Короче, побольше Гоголя. Гоголя — в каждый дом, в каждую семью. Пожестче с помещиками. Хотя бы в символическом смысле. Чудище обло, озорно и лаяй. Лунгин же излишне мягок, даже слюняв. Разве наши баре и наши рабы таковы? Разве они беспомощные, безобидные болтуны?! Надо было делать пострашнее. Надо было всю правду. Тут же Гоголь, а не Ильф с Петровым, не Жванецкий. Почувствуйте разницу.
(5) Все перекодировалось. Плюс мистика в гоголевском стиле! Где-то под ногами сто лет валялся диск с русскими народными песнями в исполнении Ольги Воронец. Откуда взялся, зачем?
И вот диск почему-то прыгает в руку, потом в дисковод. Первая же песня (“Далеко, далеко степь за Волгу ушла”) убивает меня наповал. Я бы прослоил такими песнями “Дело о „Мертвых душах””, хотя музыка Алексея Рыбникова тоже ничего себе, драматичная, бодрит.
Знать, в старинный тот век
Жизнь не в радость была,
Коль бежал человек
Из родного села.
Покидал отчий дом,
Расставался с женой
И за Волгой искал
Только воли одной.
Представляете, как я презирал Ольгу Воронец и сопутствующие песни в школьные годы? А теперь даже прослезился, возликовал, испытал так называемый катарсис.

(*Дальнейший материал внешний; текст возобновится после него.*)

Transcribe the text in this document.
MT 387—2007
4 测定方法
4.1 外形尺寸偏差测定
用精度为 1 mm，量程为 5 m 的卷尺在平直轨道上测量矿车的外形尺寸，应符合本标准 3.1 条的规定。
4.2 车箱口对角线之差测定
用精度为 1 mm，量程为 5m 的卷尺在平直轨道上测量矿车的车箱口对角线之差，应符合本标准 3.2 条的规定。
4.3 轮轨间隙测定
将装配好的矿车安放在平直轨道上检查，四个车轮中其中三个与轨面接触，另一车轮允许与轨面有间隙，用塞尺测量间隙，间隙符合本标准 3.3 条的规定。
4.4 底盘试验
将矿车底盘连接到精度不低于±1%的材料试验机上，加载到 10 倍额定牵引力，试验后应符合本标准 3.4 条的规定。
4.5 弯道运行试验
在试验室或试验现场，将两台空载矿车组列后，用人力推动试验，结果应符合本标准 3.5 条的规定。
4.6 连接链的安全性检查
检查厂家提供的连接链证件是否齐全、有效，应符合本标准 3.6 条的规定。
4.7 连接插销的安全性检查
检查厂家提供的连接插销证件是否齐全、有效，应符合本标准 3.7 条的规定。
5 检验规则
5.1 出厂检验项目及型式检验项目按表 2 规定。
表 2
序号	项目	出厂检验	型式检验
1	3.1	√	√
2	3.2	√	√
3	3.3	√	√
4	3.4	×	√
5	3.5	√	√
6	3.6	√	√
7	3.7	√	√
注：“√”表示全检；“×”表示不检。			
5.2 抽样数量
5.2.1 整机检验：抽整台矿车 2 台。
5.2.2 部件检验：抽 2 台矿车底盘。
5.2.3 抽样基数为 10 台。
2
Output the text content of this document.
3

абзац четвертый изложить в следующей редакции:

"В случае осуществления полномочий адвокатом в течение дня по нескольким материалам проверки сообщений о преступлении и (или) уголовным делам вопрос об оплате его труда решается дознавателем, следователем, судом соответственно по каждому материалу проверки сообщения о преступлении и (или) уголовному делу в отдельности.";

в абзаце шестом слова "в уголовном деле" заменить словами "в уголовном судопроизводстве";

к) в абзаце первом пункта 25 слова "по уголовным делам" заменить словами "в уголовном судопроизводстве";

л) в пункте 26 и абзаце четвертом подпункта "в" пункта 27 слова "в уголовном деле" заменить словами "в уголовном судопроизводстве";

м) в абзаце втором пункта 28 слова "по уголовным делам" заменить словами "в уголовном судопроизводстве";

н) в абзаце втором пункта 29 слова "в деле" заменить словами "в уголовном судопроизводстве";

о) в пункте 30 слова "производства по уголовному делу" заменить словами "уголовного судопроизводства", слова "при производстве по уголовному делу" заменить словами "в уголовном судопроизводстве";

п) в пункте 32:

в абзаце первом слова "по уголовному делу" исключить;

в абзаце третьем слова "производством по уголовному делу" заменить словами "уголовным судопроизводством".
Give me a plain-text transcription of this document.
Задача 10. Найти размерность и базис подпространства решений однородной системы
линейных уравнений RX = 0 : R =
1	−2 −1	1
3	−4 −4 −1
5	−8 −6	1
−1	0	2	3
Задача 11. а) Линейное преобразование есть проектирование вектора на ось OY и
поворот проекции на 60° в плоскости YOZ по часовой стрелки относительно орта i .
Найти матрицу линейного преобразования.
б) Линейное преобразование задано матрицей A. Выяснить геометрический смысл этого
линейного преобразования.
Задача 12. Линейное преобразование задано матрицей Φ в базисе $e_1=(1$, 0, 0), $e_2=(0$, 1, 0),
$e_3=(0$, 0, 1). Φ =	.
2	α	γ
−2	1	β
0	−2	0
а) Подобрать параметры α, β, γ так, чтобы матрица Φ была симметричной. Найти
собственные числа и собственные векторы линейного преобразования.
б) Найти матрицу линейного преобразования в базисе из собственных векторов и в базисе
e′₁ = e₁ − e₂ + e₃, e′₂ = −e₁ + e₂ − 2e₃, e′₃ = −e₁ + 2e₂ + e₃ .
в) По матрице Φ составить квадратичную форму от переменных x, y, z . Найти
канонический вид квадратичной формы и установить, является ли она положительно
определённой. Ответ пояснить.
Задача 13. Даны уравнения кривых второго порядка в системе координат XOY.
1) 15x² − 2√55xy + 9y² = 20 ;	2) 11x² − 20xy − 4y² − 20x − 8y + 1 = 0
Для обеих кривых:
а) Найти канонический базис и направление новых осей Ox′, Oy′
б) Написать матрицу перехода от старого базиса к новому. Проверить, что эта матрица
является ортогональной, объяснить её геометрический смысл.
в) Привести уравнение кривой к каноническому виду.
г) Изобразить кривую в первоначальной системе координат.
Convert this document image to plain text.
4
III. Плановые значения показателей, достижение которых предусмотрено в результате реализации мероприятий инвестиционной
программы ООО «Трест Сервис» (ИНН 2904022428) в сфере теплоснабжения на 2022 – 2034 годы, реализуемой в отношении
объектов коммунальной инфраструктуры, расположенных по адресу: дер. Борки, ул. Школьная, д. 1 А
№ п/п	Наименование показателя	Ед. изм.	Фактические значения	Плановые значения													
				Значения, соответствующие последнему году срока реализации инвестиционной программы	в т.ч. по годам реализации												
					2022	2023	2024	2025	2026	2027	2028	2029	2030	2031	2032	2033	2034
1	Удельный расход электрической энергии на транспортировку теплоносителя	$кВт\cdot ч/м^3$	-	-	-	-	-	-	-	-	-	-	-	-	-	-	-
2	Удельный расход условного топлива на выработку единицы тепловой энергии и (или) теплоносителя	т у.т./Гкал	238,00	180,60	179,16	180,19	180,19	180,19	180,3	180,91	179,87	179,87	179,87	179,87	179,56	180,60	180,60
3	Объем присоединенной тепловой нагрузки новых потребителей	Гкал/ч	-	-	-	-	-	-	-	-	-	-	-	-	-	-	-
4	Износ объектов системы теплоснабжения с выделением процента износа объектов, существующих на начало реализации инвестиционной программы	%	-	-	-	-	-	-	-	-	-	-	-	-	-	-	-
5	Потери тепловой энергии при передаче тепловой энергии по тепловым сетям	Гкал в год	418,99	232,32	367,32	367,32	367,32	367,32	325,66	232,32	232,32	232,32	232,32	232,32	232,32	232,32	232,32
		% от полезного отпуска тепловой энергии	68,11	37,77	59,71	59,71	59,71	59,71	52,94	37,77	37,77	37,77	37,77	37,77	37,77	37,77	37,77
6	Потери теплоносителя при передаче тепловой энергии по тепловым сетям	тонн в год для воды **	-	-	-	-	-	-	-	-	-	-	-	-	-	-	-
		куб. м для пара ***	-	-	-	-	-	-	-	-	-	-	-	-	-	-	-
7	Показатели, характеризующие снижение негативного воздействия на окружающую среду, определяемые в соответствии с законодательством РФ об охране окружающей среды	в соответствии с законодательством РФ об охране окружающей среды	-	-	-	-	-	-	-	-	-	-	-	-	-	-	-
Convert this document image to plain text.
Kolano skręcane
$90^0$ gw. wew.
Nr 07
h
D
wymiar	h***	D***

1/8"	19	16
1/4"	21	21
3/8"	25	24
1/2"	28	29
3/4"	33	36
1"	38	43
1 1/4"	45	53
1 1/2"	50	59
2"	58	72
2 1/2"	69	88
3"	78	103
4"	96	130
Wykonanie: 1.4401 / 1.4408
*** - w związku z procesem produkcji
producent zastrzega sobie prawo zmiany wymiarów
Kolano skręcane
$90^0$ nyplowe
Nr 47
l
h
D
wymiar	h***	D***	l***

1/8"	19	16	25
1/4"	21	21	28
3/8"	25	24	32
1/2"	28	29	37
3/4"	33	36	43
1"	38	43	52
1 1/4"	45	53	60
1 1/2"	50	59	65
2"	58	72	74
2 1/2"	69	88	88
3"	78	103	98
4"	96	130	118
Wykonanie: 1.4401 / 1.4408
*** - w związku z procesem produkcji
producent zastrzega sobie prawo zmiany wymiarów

В песне (равно как и у Гиллиама) есть то, чего нет в сериале у Лунгина, — эстетическая дистанция, вкус. Гениальный анонимный автор знает социальные ужасы, про которые рассказывает, досконально. Но именно поэтому делает изящный отстраняющий жест, оформляя ужасы в рамочку: “Знать, в старинный тот век жизнь не в радость была…”
Была, да к тому же в старинный тот век . Не бойтесь!
(6) Павел Лунгин делает сериал в той же самой манере коллективного гвалта, которой характеризовалась его отличная картина “Свадьба”. Однако в “Свадьбе” коллективным героем был народ — прародитель и хранитель языка. Народ по определению не бывает сволочью. Посему в том выдающемся фильме коллективный гвалт работал. Народ без умолку говорит — значит, живет. А живет — значит, говорит. Все правильно. Народу всегда есть что сказать.
Но в мире Гоголя никакого народа нет, народ за скобками, за рамкою кадра. Есть барство, чиновничество, рабы и инкарнация дьявола — Чичиков. Нужно было делать муку говорения . Нужно было показывать, как все эти черти запинаются, мучительно ищут слова; просительно, но и осторожно заглядывают друг другу в глаза, друг другу подсказывают. Даже Чичиков не должен быть откровенным балаболом, тоже должен мучиться, страдать периодической немотой, заглядывать в записную книжечку, ведь слово от Бога, а эти — похищают слова, эти — воры!
И только протагонист, юный столичный дознаватель Шиллер, которого морочат провинциальные бесы, должен в минуты просветления легко находить слова и говорить от души, от сердца. Но ничего этого не сделано. Общение неплохих актеров с актерами очень хорошими осуществляется в сомнительном режиме “художественная самодеятельность”.
После сериала пролистал книжечку Топоркова о постановке “Мертвых душ” Станиславским. Хорошая книжечка, провоцирующая мысли и мысли. Топорков вспоминает, как Станиславский учил актеров внимательно отслеживать партнера: “Какой цвет глаз у Москвина? Зачем вы сейчас проверяете? Вы же должны и так знать: вы столько раз играли с ним в шашки на репетициях! Неужели вам даже не запомнился цвет его глаз?” Все актеры нынешнего сериала играют мимо партнеров, бубнят, как неинтересные механические куклы. В результате с каждой серией зрелище делается мертвее и мертвее. “Они же не смотрят друг другу в глаза, не смотрят!!” — поверьте, буквально этими словами я орал уже после первой серии, еще до всякого Станиславского.
Станиславский: “Выход каждого чиновника должен быть сценой… Ищите сразу ответа в каждой паре глаз присутствующих, а те ищут спасения в ваших глазах. Сделайте только это и ничего не прибавляйте. Сквозное действие каждого — найти выход из положения. Будьте остро внимательными к каждому предложению. А что это значит? Только быстро пристраиваться ко всякому, кто раскроет рот, и быстрая проверка, оценка по глазам других… Не спускайте глаз друг с друга, цепляйтесь друг за друга”.